The double blow caused Bakkt’s share price (BKKT) to tumble dramatically. It closed trading on March 18 down 27.28% at $9.33 per share.

The downward trend continued after trading hours with a further decline of 2.25% to $9.12, according to data from Google Finance. This represents a steep fall from its former highs.
Bakkt’s stock crash
Looking at the bigger picture, Bakkt’s stock has now lost over 96% of its value since reaching an all-time high of $1,063 on October 29, 2021. This decline represents a major reversal for the once-promising crypto firm.
Adding to investor concerns, Bakkt has postponed its previously announced earnings conference call twice. The latest rescheduling sets the call for March 19, creating additional uncertainty in the market.
Bakkt’s troubles haven’t gone unnoticed in the legal community. The Law Offices of Howard G. Smith announced a possible class action lawsuit against the company.
The potential lawsuit alleges federal securities violations. It claims that the terminated agreements with Bank of America and Webull, combined with the rescheduled earnings call, caused Bakkt’s stock price to fall and harmed investors.
The cryptocurrency custody firm was founded in 2018 by the Intercontinental Exchange, which still holds a 55% stake in the company. The Intercontinental Exchange also owns the New York Stock Exchange (NYSE).
This isn’t the first time Bakkt has made headlines in recent months. In November 2024, its share price jumped over 162% to $29.71 after reports claimed Donald Trump’s media company was in advanced talks to acquire the firm.
Prior to that potential acquisition news, Bakkt’s parent company had considered selling it or breaking the firm into smaller entities in June, according to a report from Bloomberg.
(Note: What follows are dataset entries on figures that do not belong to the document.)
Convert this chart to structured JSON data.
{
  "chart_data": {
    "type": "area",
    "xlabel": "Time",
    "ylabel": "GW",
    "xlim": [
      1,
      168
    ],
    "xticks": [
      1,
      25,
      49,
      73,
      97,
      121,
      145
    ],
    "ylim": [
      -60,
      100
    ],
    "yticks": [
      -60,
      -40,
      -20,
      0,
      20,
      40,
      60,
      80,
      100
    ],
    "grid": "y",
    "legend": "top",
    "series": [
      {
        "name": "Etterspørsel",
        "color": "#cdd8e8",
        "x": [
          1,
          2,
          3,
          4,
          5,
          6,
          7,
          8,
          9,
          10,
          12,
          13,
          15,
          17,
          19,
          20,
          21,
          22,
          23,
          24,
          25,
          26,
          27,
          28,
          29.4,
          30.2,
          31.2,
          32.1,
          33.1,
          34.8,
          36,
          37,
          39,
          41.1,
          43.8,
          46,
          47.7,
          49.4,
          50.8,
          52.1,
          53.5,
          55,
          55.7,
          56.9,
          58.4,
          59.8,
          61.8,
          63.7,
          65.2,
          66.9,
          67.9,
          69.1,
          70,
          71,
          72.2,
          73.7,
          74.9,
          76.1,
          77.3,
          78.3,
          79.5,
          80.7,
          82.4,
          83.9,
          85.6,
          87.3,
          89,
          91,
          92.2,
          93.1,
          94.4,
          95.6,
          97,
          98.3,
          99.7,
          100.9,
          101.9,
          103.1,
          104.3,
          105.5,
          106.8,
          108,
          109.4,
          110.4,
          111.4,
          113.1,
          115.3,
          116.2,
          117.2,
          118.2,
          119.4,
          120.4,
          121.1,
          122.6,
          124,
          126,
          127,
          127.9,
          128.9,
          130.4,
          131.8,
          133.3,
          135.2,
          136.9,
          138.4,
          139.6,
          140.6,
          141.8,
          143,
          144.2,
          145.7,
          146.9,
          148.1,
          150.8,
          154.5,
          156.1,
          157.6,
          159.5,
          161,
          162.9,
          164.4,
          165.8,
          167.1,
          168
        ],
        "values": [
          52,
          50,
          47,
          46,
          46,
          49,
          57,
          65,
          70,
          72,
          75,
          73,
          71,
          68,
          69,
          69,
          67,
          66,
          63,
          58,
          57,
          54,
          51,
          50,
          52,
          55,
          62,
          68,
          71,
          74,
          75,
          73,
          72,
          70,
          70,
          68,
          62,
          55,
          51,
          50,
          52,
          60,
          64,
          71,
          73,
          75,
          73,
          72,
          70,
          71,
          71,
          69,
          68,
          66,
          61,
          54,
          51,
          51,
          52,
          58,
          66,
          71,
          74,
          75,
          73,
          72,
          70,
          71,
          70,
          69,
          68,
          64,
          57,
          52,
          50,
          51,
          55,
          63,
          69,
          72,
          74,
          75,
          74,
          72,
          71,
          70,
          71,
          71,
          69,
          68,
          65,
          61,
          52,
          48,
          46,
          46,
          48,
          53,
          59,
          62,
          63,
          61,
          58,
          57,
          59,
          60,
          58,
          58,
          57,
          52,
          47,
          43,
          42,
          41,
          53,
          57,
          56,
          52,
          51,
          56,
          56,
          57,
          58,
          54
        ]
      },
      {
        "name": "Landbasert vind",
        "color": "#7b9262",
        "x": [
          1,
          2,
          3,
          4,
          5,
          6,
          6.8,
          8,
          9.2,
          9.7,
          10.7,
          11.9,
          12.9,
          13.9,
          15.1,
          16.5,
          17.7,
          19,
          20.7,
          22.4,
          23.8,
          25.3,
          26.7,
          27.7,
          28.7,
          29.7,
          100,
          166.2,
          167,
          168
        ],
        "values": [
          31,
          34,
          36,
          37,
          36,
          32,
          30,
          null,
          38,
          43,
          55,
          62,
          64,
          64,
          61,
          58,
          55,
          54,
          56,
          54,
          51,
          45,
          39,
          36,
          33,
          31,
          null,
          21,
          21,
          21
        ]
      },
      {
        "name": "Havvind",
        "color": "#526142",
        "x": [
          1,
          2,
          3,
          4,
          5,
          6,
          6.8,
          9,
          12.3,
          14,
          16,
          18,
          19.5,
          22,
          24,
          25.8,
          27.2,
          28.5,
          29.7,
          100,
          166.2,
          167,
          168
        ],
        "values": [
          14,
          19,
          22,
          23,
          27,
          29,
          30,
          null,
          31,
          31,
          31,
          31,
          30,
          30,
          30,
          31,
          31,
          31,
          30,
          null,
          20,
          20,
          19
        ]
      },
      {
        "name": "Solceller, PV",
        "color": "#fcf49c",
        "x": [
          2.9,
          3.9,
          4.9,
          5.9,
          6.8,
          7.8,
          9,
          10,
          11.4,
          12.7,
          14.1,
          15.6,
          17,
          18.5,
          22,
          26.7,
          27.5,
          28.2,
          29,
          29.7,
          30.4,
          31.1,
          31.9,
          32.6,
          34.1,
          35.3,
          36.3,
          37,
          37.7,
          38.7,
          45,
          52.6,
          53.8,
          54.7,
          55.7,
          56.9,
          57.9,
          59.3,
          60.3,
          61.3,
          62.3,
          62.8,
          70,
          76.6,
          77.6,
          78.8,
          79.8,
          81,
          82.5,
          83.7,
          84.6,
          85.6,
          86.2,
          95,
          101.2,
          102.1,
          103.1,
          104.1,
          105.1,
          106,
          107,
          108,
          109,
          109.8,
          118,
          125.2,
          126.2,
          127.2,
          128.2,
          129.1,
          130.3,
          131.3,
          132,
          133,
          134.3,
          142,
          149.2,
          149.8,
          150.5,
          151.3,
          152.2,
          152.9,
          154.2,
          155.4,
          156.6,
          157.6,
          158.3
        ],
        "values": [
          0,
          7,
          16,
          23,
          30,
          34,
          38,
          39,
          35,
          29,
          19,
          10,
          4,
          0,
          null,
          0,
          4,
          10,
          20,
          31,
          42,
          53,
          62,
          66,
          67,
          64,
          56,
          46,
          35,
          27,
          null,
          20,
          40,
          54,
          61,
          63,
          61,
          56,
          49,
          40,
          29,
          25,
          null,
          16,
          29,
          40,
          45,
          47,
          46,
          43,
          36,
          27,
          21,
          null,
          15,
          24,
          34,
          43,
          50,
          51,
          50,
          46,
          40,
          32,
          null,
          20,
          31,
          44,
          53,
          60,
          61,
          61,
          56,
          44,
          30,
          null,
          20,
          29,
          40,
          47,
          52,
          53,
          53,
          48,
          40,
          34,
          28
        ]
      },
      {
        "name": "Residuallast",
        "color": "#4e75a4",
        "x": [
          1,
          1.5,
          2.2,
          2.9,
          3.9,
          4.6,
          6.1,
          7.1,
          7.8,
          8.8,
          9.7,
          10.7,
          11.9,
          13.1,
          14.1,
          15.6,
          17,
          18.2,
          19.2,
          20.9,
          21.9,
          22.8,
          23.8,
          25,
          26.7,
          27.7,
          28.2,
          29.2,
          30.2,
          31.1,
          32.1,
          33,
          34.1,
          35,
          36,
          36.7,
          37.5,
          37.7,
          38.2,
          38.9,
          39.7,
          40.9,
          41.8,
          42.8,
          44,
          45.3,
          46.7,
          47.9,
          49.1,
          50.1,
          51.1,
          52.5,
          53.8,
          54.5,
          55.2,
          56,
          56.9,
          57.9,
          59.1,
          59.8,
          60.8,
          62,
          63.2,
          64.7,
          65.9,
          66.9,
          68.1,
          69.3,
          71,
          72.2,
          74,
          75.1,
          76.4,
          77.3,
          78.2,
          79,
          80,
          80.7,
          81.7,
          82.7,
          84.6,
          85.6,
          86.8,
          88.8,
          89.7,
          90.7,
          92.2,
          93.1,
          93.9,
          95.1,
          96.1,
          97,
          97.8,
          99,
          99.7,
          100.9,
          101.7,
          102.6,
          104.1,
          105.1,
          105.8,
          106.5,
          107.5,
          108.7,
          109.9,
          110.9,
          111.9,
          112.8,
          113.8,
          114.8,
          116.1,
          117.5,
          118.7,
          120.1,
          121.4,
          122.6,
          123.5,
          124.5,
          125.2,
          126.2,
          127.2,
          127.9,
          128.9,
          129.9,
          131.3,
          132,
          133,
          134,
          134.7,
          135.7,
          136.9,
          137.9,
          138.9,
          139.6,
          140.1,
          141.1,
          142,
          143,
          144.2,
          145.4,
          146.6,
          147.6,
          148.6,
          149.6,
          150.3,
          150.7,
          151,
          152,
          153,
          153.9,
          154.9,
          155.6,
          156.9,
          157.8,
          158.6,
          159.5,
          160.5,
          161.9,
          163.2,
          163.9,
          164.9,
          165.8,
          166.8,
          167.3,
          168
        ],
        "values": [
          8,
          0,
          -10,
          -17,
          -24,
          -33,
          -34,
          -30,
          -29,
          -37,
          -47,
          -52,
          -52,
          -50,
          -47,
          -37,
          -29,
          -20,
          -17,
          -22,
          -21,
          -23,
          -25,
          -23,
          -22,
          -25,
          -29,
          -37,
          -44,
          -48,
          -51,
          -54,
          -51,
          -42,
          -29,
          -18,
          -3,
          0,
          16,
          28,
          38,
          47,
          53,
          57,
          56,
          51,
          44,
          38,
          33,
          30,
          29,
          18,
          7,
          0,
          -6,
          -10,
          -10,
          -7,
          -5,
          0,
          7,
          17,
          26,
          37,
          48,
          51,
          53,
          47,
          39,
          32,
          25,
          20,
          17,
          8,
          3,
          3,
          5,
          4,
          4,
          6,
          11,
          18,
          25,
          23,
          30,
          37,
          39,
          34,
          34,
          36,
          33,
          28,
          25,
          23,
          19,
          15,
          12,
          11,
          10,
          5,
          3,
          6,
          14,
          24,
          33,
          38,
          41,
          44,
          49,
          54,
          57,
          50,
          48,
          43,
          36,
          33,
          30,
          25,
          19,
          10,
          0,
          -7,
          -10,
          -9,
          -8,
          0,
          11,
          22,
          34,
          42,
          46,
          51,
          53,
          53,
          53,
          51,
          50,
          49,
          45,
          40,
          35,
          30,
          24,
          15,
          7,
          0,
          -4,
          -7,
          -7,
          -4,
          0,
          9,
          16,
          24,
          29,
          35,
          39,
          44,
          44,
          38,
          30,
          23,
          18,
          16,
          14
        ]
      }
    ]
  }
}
These moves suggest ongoing strategic challenges.
Regulatory challenges
Bakkt has also faced regulatory challenges. It received a notification from the NYSE in March that it wasn’t in compliance with the stock exchange’s listing rules after its stock spent 30 days closing below $1 on average.
The company has also requested an extension of time to file its 2024 annual report with the SEC. This delay adds another layer of concern for investors already worried about the company’s financial health and future prospects.
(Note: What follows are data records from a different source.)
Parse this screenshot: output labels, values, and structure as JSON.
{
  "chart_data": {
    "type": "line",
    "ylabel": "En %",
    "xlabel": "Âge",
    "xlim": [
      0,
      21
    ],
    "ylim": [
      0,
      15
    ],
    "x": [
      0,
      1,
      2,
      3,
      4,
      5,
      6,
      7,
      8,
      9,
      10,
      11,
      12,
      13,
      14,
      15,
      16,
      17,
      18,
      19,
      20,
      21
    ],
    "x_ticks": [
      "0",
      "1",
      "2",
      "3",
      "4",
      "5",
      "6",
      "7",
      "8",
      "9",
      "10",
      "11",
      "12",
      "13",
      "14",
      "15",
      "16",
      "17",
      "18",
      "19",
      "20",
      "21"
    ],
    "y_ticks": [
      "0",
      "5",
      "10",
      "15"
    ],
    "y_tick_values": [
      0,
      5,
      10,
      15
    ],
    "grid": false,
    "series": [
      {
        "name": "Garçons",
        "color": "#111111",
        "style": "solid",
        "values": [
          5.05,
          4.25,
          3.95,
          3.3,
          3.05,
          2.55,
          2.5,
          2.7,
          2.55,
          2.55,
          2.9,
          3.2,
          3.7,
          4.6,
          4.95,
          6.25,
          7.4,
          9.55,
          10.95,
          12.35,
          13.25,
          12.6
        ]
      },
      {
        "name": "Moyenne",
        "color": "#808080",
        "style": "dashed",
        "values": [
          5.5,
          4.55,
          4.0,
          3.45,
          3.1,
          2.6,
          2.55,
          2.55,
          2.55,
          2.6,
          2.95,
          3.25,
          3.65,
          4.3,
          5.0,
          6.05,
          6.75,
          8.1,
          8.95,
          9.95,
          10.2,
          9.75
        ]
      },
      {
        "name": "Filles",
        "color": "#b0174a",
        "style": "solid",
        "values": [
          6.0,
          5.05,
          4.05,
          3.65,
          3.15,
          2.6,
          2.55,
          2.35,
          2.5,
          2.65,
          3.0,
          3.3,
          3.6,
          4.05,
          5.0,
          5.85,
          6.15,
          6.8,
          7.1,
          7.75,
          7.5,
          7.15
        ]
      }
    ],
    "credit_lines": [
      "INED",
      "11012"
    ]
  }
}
Neither Bakkt, Bank of America, nor Webull immediately responded to requests for comment about the situation. The lack of public statements from any of the companies involved has left investors with limited information beyond the regulatory filing.
As Bakkt prepares for its rescheduled earnings call on March 19, investors and market watchers will be paying close attention to how the company plans to address these major client losses and chart a path forward in the competitive cryptocurrency services market.